Here’s another reason to prefer degree programs over short-term training. Researchers from Princeton University who study mortality say that Americans who have earned a bachelor’s degree live longer than those with only a high school diploma. The researchers studied the impact of educational attainment on mortality between 1992 and 2021.

Their findings suggest that post-secondary education has both a direct and indirect protective effect on the individual. They suggest that those with “some college, no degree” have mortality rates that look more like individuals with high school diplomas and less like those with bachelor’s degrees.

In part, the research suggests that those with higher levels of educational attainment experienced lower levels of mortality between the ages of 25 and 85. Further the “mortality gap” between high school graduates and college graduates increased substantially between 2010 and 2019, a period of unprecedented economic growth and stability.
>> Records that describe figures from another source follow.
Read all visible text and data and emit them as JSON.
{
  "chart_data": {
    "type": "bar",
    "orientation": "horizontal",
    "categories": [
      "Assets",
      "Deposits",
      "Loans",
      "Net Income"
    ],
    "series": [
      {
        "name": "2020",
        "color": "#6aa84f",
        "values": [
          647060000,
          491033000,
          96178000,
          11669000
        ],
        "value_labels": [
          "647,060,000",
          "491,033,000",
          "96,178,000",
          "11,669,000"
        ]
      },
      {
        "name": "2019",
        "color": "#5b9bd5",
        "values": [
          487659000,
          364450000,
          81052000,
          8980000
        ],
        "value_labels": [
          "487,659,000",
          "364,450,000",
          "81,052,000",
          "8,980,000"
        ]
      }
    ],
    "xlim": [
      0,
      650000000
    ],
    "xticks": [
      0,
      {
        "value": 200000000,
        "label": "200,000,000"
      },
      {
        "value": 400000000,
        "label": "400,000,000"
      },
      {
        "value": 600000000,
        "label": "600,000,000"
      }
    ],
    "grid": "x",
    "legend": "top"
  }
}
Additionally, the researchers found that the COVID-19 pandemic significantly increased the mortality gap between these two groups, with the largest mortality increases being found among those with lower levels of educational attainment.

The effect of education on mortality cannot simply be attributed to better health insurance and better access to healthcare that goes along with higher-paying jobs. While that certainly plays a role, researchers found that the higher earnings attributed to higher education also enabled greater earnings; better working and living conditions; better access to healthier foods; more stable marriages; and improved ability to relocate for work.
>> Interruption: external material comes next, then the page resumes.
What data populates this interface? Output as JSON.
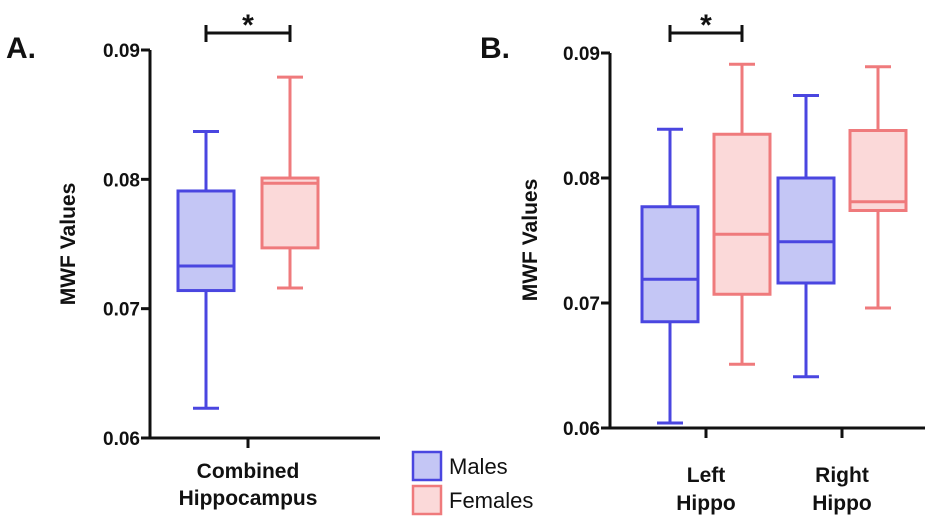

Conversely, those with lower educational attainment experienced higher rates of death related to drug overdoses; alcohol-related diseases, suicide, cancer, heart disease, respiratory diseases, and diabetes. The authors term these “deaths of despair.”

Low educational attainment correlates with deaths from certain causes

Without doubt, these deaths of despair occurred in each cohort, but at much different rates. For example, in 1992, the rate of death attributed to a despair factor among those with four-year degrees was 26 per 100,000 people. Among those with high school diplomas, the rate of these deaths was 43 per 100,000 people. By 2019 (just prior to the pandemic) the rate of deaths of despair among those with four-year degrees had increased modestly to 29 per 100,000 people. In comparison, the rate of deaths of despair among those with high school diplomas had increased to 95 per 100,000 people. In other words, the mortality rate among those with high school diplomas had more than doubled, while the mortality rate among those with four-year degrees increased 11.5%.

From a public policy standpoint, it makes sense to encourage the highest possible level of post-secondary educational attainment. Lower mortality rates, lower healthcare costs, better economic mobility, and better economic and community development are all reasons to promote higher education.

WCC’s love affair with non-degree certificates does not seem to serve the long-term interests of either individual workers or Washtenaw County as a whole. Promoting short-term training in place of authentic education seems like a losing strategy for everyone.